The biggest child is sat doing this listening to Neu!

During the course of the morning shop round Birkenhead I slipped into HMV for a few minutes. The shop in The Grange Precinct is always fairly depressing but this felt more so. The was a clearance house air about the place and the diminishing music all up for sale. that didn’t stop me buying and I came away with four CDs I probably did not need.

But the CDs included the last Husker Du album Warehouse:Songs and Stories. Now I may have said this before (its up there with my top ten lessons on rock’n’roll – along with don’t change your guitar during a gig) but there is a good argument that once Husker Du laid down their guitars and drum kit that was it for rock and roll. After them we have only been dealing with pale imitations, boys and girls, just repeating the same old pose.

Warehouse:Song and Stories wasn’t their best album but it finishes with one of those songs in which the whole noise that is made by drums and young men hitting guitars very hard mesh into some sort of glorious whole. There was a lot going on in the band at the time.
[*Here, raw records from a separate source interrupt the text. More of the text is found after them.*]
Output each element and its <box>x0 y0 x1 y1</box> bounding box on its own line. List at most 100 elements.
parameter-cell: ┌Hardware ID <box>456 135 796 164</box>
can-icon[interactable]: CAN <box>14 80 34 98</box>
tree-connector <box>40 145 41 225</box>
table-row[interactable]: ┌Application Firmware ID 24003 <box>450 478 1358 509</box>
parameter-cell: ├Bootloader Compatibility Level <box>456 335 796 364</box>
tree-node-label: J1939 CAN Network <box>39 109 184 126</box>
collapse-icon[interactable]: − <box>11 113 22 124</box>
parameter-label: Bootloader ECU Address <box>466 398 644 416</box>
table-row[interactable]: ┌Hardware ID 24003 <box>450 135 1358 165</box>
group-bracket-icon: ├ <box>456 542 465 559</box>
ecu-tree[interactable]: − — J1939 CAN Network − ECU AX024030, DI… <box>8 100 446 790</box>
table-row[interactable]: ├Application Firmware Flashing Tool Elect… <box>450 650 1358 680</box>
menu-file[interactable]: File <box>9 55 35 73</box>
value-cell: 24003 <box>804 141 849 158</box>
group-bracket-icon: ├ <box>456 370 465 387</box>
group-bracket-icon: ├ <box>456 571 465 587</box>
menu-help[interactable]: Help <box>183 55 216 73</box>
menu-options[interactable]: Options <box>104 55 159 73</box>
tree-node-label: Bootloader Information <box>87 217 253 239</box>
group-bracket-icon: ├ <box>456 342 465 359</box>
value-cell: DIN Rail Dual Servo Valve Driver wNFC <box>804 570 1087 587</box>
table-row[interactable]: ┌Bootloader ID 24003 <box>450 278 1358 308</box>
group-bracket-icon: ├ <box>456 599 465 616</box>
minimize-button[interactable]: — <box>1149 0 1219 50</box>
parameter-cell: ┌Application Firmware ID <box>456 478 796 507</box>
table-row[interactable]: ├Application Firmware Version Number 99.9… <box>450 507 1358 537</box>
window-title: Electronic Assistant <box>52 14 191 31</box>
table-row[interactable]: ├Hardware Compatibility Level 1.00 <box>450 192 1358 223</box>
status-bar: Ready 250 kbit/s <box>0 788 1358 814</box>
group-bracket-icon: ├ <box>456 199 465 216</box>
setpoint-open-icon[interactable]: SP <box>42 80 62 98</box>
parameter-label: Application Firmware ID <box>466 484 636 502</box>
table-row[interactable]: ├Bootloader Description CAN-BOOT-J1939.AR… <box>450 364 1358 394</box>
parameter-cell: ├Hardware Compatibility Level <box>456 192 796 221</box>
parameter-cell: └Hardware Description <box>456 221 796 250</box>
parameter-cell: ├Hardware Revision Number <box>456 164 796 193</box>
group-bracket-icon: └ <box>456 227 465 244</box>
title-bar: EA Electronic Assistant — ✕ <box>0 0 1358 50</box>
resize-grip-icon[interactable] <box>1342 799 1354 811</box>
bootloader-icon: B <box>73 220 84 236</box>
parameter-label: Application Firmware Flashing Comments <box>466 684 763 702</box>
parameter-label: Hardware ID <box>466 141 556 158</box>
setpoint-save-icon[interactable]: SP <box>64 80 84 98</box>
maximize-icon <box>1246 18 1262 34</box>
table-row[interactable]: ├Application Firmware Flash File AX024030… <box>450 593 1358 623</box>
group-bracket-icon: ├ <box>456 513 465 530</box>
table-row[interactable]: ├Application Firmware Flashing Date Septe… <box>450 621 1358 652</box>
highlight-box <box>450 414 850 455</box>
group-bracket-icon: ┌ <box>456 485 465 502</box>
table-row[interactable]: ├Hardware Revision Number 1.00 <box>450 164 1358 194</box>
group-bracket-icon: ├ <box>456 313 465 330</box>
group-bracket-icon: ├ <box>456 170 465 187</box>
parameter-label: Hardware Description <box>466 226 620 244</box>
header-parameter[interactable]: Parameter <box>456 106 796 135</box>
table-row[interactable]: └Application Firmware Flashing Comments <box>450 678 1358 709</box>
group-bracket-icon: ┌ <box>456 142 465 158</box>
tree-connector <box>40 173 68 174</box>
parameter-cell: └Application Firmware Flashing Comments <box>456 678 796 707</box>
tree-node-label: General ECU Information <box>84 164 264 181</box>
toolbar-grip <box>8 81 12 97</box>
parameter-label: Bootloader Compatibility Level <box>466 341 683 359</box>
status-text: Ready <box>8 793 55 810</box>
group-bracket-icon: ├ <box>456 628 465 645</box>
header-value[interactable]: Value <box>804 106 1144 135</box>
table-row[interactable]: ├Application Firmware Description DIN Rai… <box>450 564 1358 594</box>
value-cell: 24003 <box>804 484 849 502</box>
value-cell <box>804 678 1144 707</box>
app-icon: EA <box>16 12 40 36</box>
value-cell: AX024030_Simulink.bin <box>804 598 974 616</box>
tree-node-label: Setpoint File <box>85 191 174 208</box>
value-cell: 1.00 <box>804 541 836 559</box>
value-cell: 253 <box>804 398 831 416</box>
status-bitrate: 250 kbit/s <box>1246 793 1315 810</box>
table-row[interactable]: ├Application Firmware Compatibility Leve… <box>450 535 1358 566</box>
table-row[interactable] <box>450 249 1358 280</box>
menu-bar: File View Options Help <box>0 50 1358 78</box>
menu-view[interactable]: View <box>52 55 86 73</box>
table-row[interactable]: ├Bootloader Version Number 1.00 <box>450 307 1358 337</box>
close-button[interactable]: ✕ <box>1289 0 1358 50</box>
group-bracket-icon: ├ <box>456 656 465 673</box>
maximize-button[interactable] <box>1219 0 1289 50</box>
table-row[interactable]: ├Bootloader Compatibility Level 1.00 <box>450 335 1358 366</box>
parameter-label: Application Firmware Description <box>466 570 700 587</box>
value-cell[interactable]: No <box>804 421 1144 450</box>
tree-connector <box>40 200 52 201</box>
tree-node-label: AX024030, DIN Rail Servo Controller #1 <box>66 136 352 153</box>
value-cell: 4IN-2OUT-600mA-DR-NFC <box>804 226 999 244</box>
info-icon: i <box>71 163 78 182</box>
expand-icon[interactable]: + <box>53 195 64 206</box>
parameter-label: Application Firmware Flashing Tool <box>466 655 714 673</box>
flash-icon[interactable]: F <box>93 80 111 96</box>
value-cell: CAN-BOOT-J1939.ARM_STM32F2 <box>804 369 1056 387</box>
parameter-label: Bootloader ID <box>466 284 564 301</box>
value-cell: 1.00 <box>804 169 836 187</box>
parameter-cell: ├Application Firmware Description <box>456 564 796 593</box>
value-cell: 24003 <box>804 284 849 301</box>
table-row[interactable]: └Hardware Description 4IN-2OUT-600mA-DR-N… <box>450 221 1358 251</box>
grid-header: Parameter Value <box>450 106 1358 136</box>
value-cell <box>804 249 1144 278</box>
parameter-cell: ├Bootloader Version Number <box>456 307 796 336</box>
Two gay men who may or may not have been in a relationship and now hated each other, drugs and a bass player with a great moustache who wanted to be a chef.

The song, You can live at home, has as its coda the words keep walking away which are howled out by drummer Grant Hart as Bob Mould seems to take hold everyof  guitar there was in the studio and beat the living daylights out of it. It is a great corruscating painful noise and after it had finished all they could do was walk away from each other without being able to do anything quite as good later.

Years after it came out we went to see a band called Zu Zu’s Petals play in a hall in Reading. It was only when we got there we realised they were supporting Nova Mob, the band Grant Hart formed after Husker Du fell apart. They were brilliant.